At a recent privacy conference, one of the primary architects of the European Union’s ePrivacy Regulation (a follow-up to GDPR) said, “What we are aiming at is to abolish surveillance-driven advertising.”
“Surveillance-driven” advertising and “surveillance capitalism” — are Europe- and privacy-academic speak that seeks to link or conflate interest-based advertising with government surveillance of citizens. I mean, really? Ad tech may include companies not known to the consumer, and because brands enlist outside ad tech companies to help them make advertising inventory more relevant (and useful) to site and app users, and disclose such data sharing through enhanced notice mechanisms and privacy policies, somehow this still constitutes “surveillance” with all of its negative connotations. Let’s not forget that the intended result of these investments in consumer engagement is a more relevant ad, not a dossier!
We can see where some (important) heads may be motivated.
Back to the U.S.
Even something as innocuous as an ad served to a device — we have plenty of guidance for privacy rules of the road: Fair Information Practice Principles that are global, Data & Marketing Association Data Standards 2.0, Digital Advertising Alliance Principles and the YourAdChoices program (a client), IAB technical standards … and an active Federal Trade Commission (and other agencies, in certain data categories) overseeing the ecosystem, and enforcing privacy expectations — is both self-regulatory and legal.
The idea that the United States is a laissez-faire data free-for-all is pointedly not a correct assessment.

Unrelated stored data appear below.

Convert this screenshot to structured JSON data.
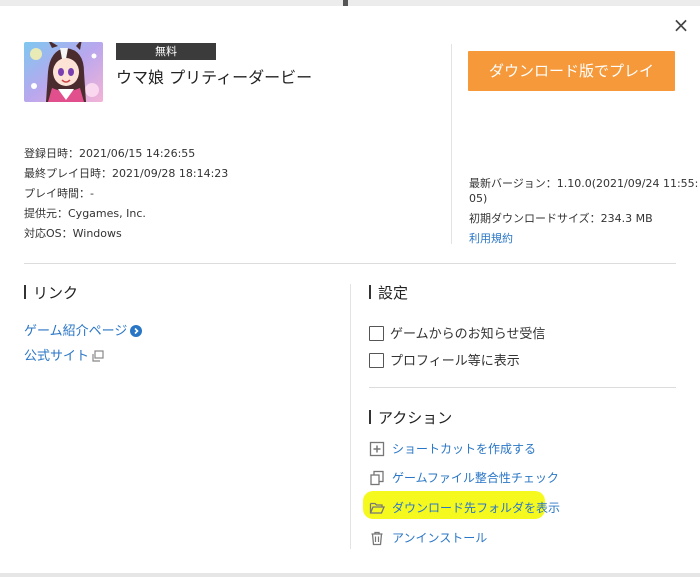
{
  "window": {
    "close_label": "×"
  },
  "game": {
    "badge": "無料",
    "title": "ウマ娘 プリティーダービー",
    "download_button": "ダウンロード版でプレイ"
  },
  "info_left": [
    "登録日時：2021/06/15 14:26:55",
    "最終プレイ日時：2021/09/28 18:14:23",
    "プレイ時間：-",
    "提供元：Cygames, Inc.",
    "対応OS：Windows"
  ],
  "info_right": {
    "version_line1": "最新バージョン：1.10.0(2021/09/24 11:55:",
    "version_line2": "05)",
    "size": "初期ダウンロードサイズ：234.3 MB",
    "terms": "利用規約"
  },
  "links": {
    "heading": "リンク",
    "items": [
      {
        "label": "ゲーム紹介ページ",
        "icon": "arrow-circle-icon"
      },
      {
        "label": "公式サイト",
        "icon": "external-window-icon"
      }
    ]
  },
  "settings": {
    "heading": "設定",
    "options": [
      {
        "label": "ゲームからのお知らせ受信",
        "checked": false
      },
      {
        "label": "プロフィール等に表示",
        "checked": false
      }
    ]
  },
  "actions": {
    "heading": "アクション",
    "items": [
      {
        "label": "ショートカットを作成する",
        "icon": "plus-box-icon"
      },
      {
        "label": "ゲームファイル整合性チェック",
        "icon": "file-copy-icon"
      },
      {
        "label": "ダウンロード先フォルダを表示",
        "icon": "folder-open-icon",
        "highlight_color": "#f6f91e"
      },
      {
        "label": "アンインストール",
        "icon": "trash-icon"
      }
    ]
  },
  "colors": {
    "accent": "#f6993a",
    "link": "#2a76c6",
    "badge_bg": "#3b3b3b"
  }
}
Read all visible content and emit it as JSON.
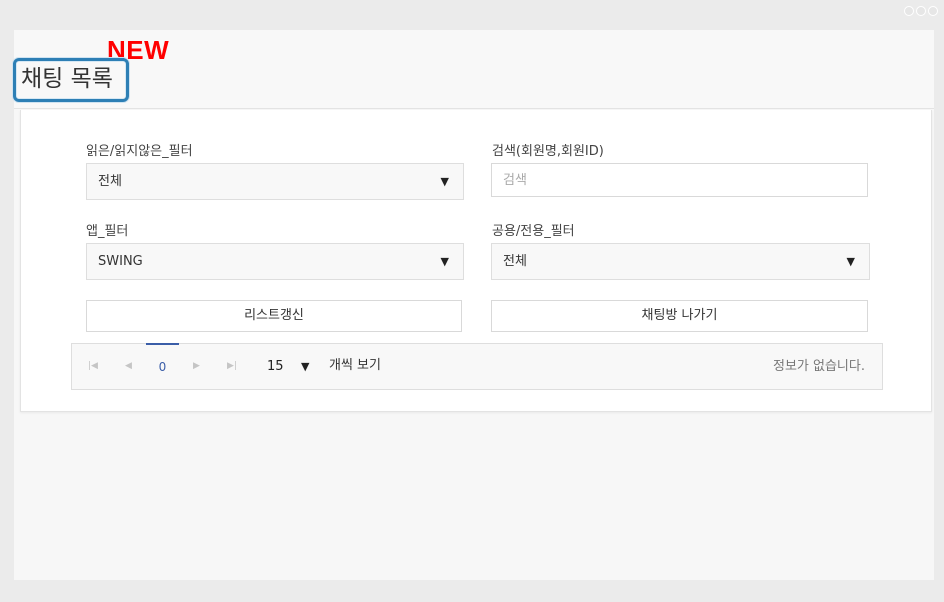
{
  "header": {
    "badge": "NEW",
    "title": "채팅 목록"
  },
  "filters": {
    "read_filter": {
      "label": "읽은/읽지않은_필터",
      "value": "전체"
    },
    "search": {
      "label": "검색(회원명,회원ID)",
      "placeholder": "검색",
      "value": ""
    },
    "app_filter": {
      "label": "앱_필터",
      "value": "SWING"
    },
    "scope_filter": {
      "label": "공용/전용_필터",
      "value": "전체"
    }
  },
  "actions": {
    "refresh_label": "리스트갱신",
    "leave_label": "채팅방 나가기"
  },
  "pager": {
    "first_icon": "first-page-icon",
    "prev_icon": "prev-page-icon",
    "next_icon": "next-page-icon",
    "last_icon": "last-page-icon",
    "current_page": "0",
    "page_size": "15",
    "per_page_label": "개씩 보기",
    "info": "정보가 없습니다."
  }
}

In the digital world, we have 20-plus years of self-regulation, based on nearly 60 years of self-regulation offline. All of this premised on building and bolstering consumer trust. We have federal and state law in important data sectors. Through all of these decades, we’ve had an FTC minding the advertising/marketing store, growing the market, and — enforcing privacy and security of data through meaningful enforcement actions and consent decrees that serve as teaching tools to other businesses.
Instead of grandstanding and undermining years of hard-earned consumer trust, more policymakers — and perhaps industry leaders, too — should recognize how responsible data flows serve the consumer. Thus, they should back existing industry regimes that promote stewardship and governance — and hold us to it. Serving consumers, earning their trust, after all, is a shared goal by all responsible stakeholders.